Dalam rapat ini Ketua DPRD Natuna, Andes Putra mempersilakan para guru tersebut untuk menyampaikan permintaannya.

" Alhamdulillah hari ini kita kedatangan bapak/ ibu guru kita, pahlawan tanda jasa. Namun sebelum sesi tanyajawab kita buka, terlebih dahulu kita dengarkan bersama apa yang hendak disampaikan bapak/ibu guru kita dari GTKHNK 35+ ini," katanya mempersilahkan perwakilan guru ke podium rapat.

Andes Putra 

Ketua GTKHNK 35+ Kabupaten Natuna, Baharuddin pada rapat ini secara gambelang memohon dukungan kepada DPRD Natuna berupa rekomendasi untuk mendukung upayanya agar diangkat menjadi PNS atau paling tidak diangkat menjadi Pegawai Pemerintah dengan Perjanjian Kontrak (P3K) oleh Presiden Republik Indonesia, Joko Widodo.

"Atas pertimbangan terhadap aturan yang berlaku dan kondisi guru di Natuna kami meminta dukungan rekomendasi kepada lembaga-lembaga terkait termasuk DPRD untuk mendukung upaya teman kami di pusat mengangkat kami sebagai PNS," katanya.

Ia meneruskan, aturan penerimaan CPNS sudah tidak memungkinkan bagi anggota GTKHNK 35+ untuk memgikuti pendaftaran.

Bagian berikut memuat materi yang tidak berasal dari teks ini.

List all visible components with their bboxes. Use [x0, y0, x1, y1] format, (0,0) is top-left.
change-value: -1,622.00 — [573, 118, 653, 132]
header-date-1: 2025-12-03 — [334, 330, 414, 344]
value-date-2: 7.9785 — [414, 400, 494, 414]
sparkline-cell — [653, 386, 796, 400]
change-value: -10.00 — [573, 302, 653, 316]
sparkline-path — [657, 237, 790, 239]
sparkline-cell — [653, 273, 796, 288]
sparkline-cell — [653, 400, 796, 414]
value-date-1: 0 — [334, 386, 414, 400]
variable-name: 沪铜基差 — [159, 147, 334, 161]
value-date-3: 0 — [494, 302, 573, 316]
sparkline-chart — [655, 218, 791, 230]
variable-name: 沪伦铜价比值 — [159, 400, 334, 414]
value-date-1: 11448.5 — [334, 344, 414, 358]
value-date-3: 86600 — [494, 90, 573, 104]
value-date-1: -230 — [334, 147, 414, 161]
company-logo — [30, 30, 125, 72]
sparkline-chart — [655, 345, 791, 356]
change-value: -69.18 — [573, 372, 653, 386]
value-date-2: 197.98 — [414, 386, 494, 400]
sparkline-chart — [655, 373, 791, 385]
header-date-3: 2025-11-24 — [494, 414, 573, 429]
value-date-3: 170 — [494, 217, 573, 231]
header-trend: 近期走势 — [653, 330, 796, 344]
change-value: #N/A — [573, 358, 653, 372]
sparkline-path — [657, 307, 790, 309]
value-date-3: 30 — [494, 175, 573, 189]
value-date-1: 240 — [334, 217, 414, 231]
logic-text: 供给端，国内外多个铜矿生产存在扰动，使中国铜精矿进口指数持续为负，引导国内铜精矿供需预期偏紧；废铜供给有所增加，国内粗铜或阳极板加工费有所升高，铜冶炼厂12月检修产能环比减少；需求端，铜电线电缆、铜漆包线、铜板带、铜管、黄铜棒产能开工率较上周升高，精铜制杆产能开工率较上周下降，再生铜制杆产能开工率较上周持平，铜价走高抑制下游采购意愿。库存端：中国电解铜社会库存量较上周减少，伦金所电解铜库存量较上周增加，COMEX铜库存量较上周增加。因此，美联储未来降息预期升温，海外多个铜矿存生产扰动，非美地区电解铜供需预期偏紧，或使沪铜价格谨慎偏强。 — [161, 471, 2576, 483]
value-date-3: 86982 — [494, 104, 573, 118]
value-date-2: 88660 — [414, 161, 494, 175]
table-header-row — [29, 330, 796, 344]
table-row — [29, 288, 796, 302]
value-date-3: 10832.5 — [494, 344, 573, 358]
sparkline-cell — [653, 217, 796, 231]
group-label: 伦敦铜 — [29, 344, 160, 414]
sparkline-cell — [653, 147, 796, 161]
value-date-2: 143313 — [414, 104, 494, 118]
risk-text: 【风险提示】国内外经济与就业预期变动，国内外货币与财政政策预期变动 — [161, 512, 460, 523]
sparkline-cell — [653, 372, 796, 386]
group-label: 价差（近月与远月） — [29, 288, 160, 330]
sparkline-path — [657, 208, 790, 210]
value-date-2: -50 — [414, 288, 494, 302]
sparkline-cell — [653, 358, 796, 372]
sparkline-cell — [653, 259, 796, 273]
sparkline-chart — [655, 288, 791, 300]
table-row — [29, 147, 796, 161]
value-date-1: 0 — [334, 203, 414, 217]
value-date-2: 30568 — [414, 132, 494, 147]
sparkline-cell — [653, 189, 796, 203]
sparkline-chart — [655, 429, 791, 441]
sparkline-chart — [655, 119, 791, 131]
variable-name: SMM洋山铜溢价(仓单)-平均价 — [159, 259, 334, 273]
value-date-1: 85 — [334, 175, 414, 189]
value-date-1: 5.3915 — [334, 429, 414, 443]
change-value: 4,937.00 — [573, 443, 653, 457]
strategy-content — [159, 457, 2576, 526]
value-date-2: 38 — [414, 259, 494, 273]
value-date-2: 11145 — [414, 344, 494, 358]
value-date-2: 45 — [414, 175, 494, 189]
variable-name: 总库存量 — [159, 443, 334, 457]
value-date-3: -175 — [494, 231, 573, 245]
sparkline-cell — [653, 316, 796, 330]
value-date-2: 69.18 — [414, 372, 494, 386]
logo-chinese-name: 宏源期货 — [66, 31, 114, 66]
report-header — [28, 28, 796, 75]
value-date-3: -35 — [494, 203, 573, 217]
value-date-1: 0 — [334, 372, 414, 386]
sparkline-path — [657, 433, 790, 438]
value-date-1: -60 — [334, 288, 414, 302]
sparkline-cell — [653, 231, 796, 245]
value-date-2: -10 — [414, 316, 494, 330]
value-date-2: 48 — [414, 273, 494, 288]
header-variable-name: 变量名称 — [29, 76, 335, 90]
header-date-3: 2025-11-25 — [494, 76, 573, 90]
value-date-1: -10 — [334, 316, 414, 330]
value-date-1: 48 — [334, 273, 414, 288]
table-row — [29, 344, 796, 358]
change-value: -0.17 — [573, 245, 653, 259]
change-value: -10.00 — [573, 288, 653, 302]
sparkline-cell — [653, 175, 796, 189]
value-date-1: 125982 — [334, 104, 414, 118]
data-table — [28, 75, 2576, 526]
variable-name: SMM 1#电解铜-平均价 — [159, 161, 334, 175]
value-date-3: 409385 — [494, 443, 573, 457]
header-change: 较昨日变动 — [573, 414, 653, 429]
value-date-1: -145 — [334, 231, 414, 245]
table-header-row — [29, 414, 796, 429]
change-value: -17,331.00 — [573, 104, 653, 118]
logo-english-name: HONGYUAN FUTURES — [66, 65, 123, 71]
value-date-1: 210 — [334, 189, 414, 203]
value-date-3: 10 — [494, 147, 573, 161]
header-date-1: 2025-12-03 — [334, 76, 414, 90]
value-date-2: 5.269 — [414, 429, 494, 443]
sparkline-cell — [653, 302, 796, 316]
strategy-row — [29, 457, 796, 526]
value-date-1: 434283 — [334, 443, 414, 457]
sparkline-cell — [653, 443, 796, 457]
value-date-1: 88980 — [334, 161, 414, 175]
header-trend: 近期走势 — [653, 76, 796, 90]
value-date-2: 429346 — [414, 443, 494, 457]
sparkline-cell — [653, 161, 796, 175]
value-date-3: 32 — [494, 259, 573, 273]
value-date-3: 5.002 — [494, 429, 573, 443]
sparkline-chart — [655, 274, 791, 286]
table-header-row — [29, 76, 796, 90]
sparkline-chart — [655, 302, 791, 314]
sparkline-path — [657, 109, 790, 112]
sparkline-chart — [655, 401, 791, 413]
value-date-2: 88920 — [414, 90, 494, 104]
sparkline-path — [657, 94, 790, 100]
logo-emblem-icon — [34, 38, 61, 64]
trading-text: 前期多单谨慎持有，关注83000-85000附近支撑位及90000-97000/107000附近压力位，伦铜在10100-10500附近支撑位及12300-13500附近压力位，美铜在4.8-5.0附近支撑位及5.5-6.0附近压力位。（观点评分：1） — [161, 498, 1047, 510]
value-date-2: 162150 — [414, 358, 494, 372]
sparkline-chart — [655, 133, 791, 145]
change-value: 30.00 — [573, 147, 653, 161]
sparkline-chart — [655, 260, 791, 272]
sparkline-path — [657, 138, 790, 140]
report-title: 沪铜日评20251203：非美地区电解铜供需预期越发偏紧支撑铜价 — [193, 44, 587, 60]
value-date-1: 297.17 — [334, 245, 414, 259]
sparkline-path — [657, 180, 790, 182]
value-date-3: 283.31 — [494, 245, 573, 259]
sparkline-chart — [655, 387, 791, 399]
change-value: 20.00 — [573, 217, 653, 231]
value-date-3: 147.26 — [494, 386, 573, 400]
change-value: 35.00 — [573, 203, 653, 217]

"Ini kami lakukan karena secara usia kami sudah tidak lagi memenuhi syarat sebagai CPNS karena usia kami sudah lebih dari 35 tahun. Maka besar harapan kami dapat dukungan dari dewan dan bapak/ibu dari instansi terkait lainnya. Saat ini kami baru dapat dukungan dari PGRI," terang dia.

Permohonan yang disampaikan GTKHNK 35+ Kabupaten Natuna itu langsung mendapatkan tanggapan positif dari anggota dewan dan Instansi lainnya.

"Kami siap mendukung perjuangan bapak/ibu guru ini. Surat rekomendasinya sedang dibuat oleh sekretaris kami dan insya Allah besok sudah bisa kami serahkan," kata Kepala Dinas Pendidikan Kabupaten Natuna, Suherman memberikan tanggapan.

Dukungan yang sama juga disampaikan oleh kepala Badan Kepegawaian dan Sumberdaya Manusia (BKSDM) Kabupaten Natuna, Ewita Yuda kepada para guru.

"Kami sudah memahami sekaligus simpati dan empati kepada bapak ibu sekalian. Ini akan segera kami rancang dan sampaikan kepada pimpinan," ujar Ewita.

Begitu juga dengan DPRD Natuna, mereka siap mendukung perjuangan tersebut dan berharap para guru GTKHNK 35+ di Kabupaten Natuna dapat diangkat menjadi PNS.

"Kami DPRD senang dan bangga dengan perjungan bapak/ibu ini. Kami siap memberikan dukungan, cuma karena kami di dewan prinsipnya colektif colegial dan jumlah kami hari ini belum korum, maka kami belum bisa memberikan keputusan hari ini. Insya Allah besok keputusan itu sudah bisa diterima. Tapi pada prinsipnya kami di dewan sangat mendukung," kata Andes menutup rapat. 


Turut hadir juga dalam rapat ini, Kepala Dinas Pendidikan Kabupaten Natuna, dan Ketua PGRNI Kabupaten Natuna.